In random vibration testing, the random force containing a band of frequencies is induced into the component under testing with average targeted frequency content and amplitude over the duration of the test. Random vibration represents real world data which is encountered by the component during usage. As it excites all resonant frequencies simultaneously, it is well suited for production stress screening, prototype testing and vibration qualification of products to various standards.

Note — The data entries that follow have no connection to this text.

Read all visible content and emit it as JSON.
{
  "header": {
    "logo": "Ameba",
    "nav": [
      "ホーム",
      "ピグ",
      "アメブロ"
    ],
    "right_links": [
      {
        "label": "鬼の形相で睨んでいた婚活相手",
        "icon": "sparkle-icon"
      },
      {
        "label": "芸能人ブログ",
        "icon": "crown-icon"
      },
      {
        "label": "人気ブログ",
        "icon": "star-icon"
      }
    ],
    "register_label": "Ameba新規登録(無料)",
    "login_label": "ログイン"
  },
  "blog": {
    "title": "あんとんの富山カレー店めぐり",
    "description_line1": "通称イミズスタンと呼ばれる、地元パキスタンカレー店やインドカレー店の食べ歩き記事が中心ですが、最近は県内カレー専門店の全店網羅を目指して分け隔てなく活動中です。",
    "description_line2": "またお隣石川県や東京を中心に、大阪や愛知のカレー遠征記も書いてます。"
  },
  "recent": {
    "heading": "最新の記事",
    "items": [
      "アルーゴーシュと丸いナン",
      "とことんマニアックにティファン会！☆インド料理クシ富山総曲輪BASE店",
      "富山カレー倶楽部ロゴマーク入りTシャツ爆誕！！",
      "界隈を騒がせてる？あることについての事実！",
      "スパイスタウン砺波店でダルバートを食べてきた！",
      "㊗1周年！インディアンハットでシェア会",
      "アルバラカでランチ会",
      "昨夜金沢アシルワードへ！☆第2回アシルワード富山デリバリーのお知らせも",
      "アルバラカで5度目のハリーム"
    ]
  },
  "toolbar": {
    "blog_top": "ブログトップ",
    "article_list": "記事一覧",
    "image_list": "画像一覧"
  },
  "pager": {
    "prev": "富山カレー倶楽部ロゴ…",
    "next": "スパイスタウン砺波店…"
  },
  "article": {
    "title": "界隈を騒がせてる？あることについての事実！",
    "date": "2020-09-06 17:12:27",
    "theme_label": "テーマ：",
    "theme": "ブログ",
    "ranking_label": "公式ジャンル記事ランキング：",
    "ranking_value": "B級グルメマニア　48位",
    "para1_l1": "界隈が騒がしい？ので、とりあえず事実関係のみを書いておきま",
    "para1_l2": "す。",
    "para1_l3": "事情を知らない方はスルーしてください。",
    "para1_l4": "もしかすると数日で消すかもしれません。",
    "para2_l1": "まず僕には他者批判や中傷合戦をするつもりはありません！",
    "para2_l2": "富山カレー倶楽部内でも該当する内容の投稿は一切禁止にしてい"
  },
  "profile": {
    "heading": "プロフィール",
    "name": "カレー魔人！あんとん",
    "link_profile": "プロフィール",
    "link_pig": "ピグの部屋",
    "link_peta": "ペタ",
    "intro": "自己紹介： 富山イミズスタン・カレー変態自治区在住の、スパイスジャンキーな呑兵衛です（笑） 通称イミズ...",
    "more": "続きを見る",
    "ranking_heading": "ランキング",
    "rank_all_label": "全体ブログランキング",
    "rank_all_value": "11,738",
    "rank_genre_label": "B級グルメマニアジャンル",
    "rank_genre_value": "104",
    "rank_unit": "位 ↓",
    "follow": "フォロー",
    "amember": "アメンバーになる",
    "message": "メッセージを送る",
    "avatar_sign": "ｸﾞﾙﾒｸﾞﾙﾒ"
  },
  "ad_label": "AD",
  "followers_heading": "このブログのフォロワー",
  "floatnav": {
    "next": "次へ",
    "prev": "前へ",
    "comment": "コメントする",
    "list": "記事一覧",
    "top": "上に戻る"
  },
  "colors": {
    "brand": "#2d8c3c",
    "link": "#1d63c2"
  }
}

Shock and bump testing is though also conducted using various dedicated shock machines for product qualification, but advent of advanced control algorithms and pulse synthesis techniques have resulted better control accuracy and repeatability in drop simulations on electrodynamic shakers. These shock and short duration transient vibrations are produced and controlled with real time adaptive control process. However, electrodynamic shakers do pose certain restrictions because of limited stroke length and power output capability of amplifier which drive the shaker. It’s quite easy for the user to select any kind of waveform (half sine, saw tooth, square, rectangular, trapezoidal, user defined shapes etc.) through software and perform the test without any hassle.
Mixed mode testing is applicable in the case where the component is likely to be exposed to vibration environment consisting of wideband energy in addition to sinusoidal and narrowband energies superimposed on it for continuous or short durations. The vehicle engine in automobiles and rotor blade in helicopters are well known examples generating continuous sine vibration onboard with broadband random vibration being induced by turbulence.
Demand of combined testing (vibration + temperature together) is growing in all sectors as this method not only reduces the evaluation period but also creates more realistic environmental conditions in which the component has to function. The vibration shaker can be attached/ detached with the environmental chamber for vertical and horizontal integrated operation with vibration cycling and temperature cycling (hot/cold/humidity) running simultaneously in interlocked mode.
Fatigue testing is generally done on mechanical components simulating the resonating conditions for longer period. Initially, resonant frequencies of the component are identified by sweeping sine method and then resonance dwelling and tracking test is performed which is also called Tracked Dwell. Tracked dwells are applied for fatigue testing of high-cycle critical components such as crank shafts, turbine blades, aircraft blades etc.